To understand the data better in wide format I think it would be a good idea to have the percentages instead of actual numbers of delays and on time flights for each airline and destination. I will use the joined dataframe that was built before.

In [38]:
joined.head()

Unnamed: 0,Airline,FlightStatus,Destination,StatusFreq,TotalFlights,status_percentage
0,ALASKA,on time,Los Angeles,497.0,559.0,88.91
1,ALASKA,delayed,Los Angeles,62.0,559.0,11.09
2,AM WEST,on time,Los Angeles,694.0,811.0,85.57
3,AM WEST,delayed,Los Angeles,117.0,811.0,14.43
4,ALASKA,on time,Phoenix,221.0,233.0,94.85


I will use the pivot function to transform 'long' to 'wide' format.
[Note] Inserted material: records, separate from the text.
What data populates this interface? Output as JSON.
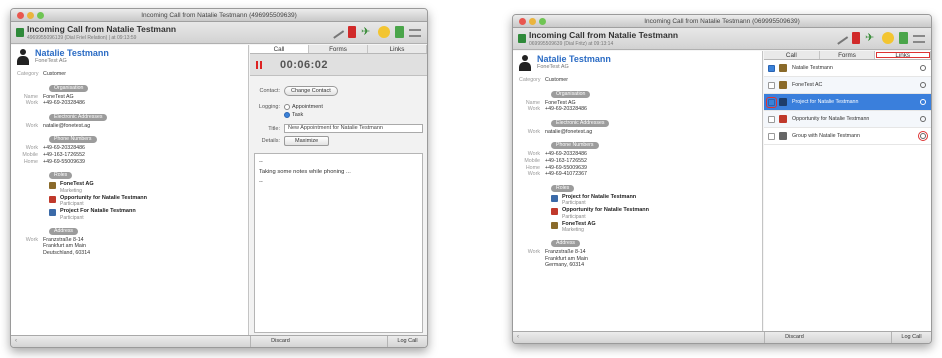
{
  "window1": {
    "title": "Incoming Call from Natalie Testmann (496995509639)",
    "call_title": "Incoming Call from Natalie Testmann",
    "call_subtitle": "4969955096139 (Dial Friel Relation) | at 09:13:59",
    "person": {
      "name": "Natalie Testmann",
      "company": "FoneTest AG"
    },
    "category": {
      "label": "Category",
      "value": "Customer"
    },
    "sections": {
      "organisation": {
        "title": "Organisation",
        "rows": [
          {
            "k": "Name",
            "v": "FoneTest AG"
          },
          {
            "k": "Work",
            "v": "+49-69-20328486"
          }
        ]
      },
      "email": {
        "title": "Electronic Addresses",
        "rows": [
          {
            "k": "Work",
            "v": "natalie@fonetest.ag"
          }
        ]
      },
      "phone": {
        "title": "Phone Numbers",
        "rows": [
          {
            "k": "Work",
            "v": "+49-69-20328486"
          },
          {
            "k": "Mobile",
            "v": "+49-163-1726552"
          },
          {
            "k": "Home",
            "v": "+49-69-55009639"
          }
        ]
      },
      "roles": {
        "title": "Roles",
        "items": [
          {
            "t1": "FoneTest AG",
            "t2": "Marketing",
            "icon": "company"
          },
          {
            "t1": "Opportunity for Natalie Testmann",
            "t2": "Participant",
            "icon": "opp"
          },
          {
            "t1": "Project For Natalie Testmann",
            "t2": "Participant",
            "icon": "proj"
          }
        ]
      },
      "address": {
        "title": "Address",
        "k": "Work",
        "lines": [
          "Franzstraße 8-14",
          "Frankfurt am Main",
          "Deutschland, 60314"
        ]
      }
    },
    "tabs": [
      "Call",
      "Forms",
      "Links"
    ],
    "timer": "00:06:02",
    "contact_label": "Contact:",
    "change_contact": "Change Contact",
    "logging_label": "Logging:",
    "radio_appointment": "Appointment",
    "radio_task": "Task",
    "title_label": "Title:",
    "title_value": "New Appointment for Natalie Testmann",
    "details_label": "Details:",
    "maximize": "Maximize",
    "notes": [
      "--",
      "Taking some notes while phoning ...",
      "--"
    ],
    "discard": "Discard",
    "log_call": "Log Call"
  },
  "window2": {
    "title": "Incoming Call from Natalie Testmann (069995509639)",
    "call_title": "Incoming Call from Natalie Testmann",
    "call_subtitle": "069995509639 (Dial Fritz) at 09:13:14",
    "person": {
      "name": "Natalie Testmann",
      "company": "FoneTest AG"
    },
    "category": {
      "label": "Category",
      "value": "Customer"
    },
    "sections": {
      "organisation": {
        "title": "Organisation",
        "rows": [
          {
            "k": "Name",
            "v": "FoneTest AG"
          },
          {
            "k": "Work",
            "v": "+49-69-20328486"
          }
        ]
      },
      "email": {
        "title": "Electronic Addresses",
        "rows": [
          {
            "k": "Work",
            "v": "natalie@fonetest.ag"
          }
        ]
      },
      "phone": {
        "title": "Phone Numbers",
        "rows": [
          {
            "k": "Work",
            "v": "+49-69-20328486"
          },
          {
            "k": "Mobile",
            "v": "+49-163-1726552"
          },
          {
            "k": "Home",
            "v": "+49-69-55009639"
          },
          {
            "k": "Work",
            "v": "+49-69-41072367"
          }
        ]
      },
      "roles": {
        "title": "Roles",
        "items": [
          {
            "t1": "Project for Natalie Testmann",
            "t2": "Participant",
            "icon": "proj"
          },
          {
            "t1": "Opportunity for Natalie Testmann",
            "t2": "Participant",
            "icon": "opp"
          },
          {
            "t1": "FoneTest AG",
            "t2": "Marketing",
            "icon": "company"
          }
        ]
      },
      "address": {
        "title": "Address",
        "k": "Work",
        "lines": [
          "Franzstraße 8-14",
          "Frankfurt am Main",
          "Germany, 60314"
        ]
      }
    },
    "tabs": [
      "Call",
      "Forms",
      "Links"
    ],
    "links": [
      {
        "label": "Natalie Testmann",
        "checked": true,
        "icon_color": "#8a6a2a"
      },
      {
        "label": "FoneTest AC",
        "checked": false,
        "icon_color": "#8a6a2a"
      },
      {
        "label": "Project for Natalie Testmann",
        "checked": true,
        "icon_color": "#3b6aa8",
        "selected": true
      },
      {
        "label": "Opportunity for Natalie Testmann",
        "checked": false,
        "icon_color": "#c0392b"
      },
      {
        "label": "Group with Natalie Testmann",
        "checked": false,
        "icon_color": "#666666"
      }
    ],
    "discard": "Discard",
    "log_call": "Log Call"
  }
}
The index will be 'Airline' and 'FlightStatus, the columns will be created based on each 'Destination' the values will be 'status_percentage'. The order of the index columns are switched so we have the first 2 rows with the information about on time flights between both airlines. The pivot data is sorted so we have 'on time' loaded first.

In [39]:
pivoted = pd.pivot_table(joined,index=["FlightStatus","Airline"], columns='Destination', values='status_percentage').sort_values(by='FlightStatus', ascending=False)
pivoted

Unnamed: 0_level_0,Destination,Los Angeles,Phoenix,San Diego,San Francisco,Seattle
FlightStatus,Airline,Unnamed: 2_level_1,Unnamed: 3_level_1,Unnamed: 4_level_1,Unnamed: 5_level_1,Unnamed: 6_level_1
on time,ALASKA,88.91,94.85,91.38,83.14,85.79
on time,AM WEST,85.57,92.1,85.49,71.27,76.72
delayed,ALASKA,11.09,5.15,8.62,16.86,14.21
delayed,AM WEST,14.43,7.9,14.51,28.73,23.28


This format can be use to present the information in an article that compares both airlines performance and easily detect which one is doing better.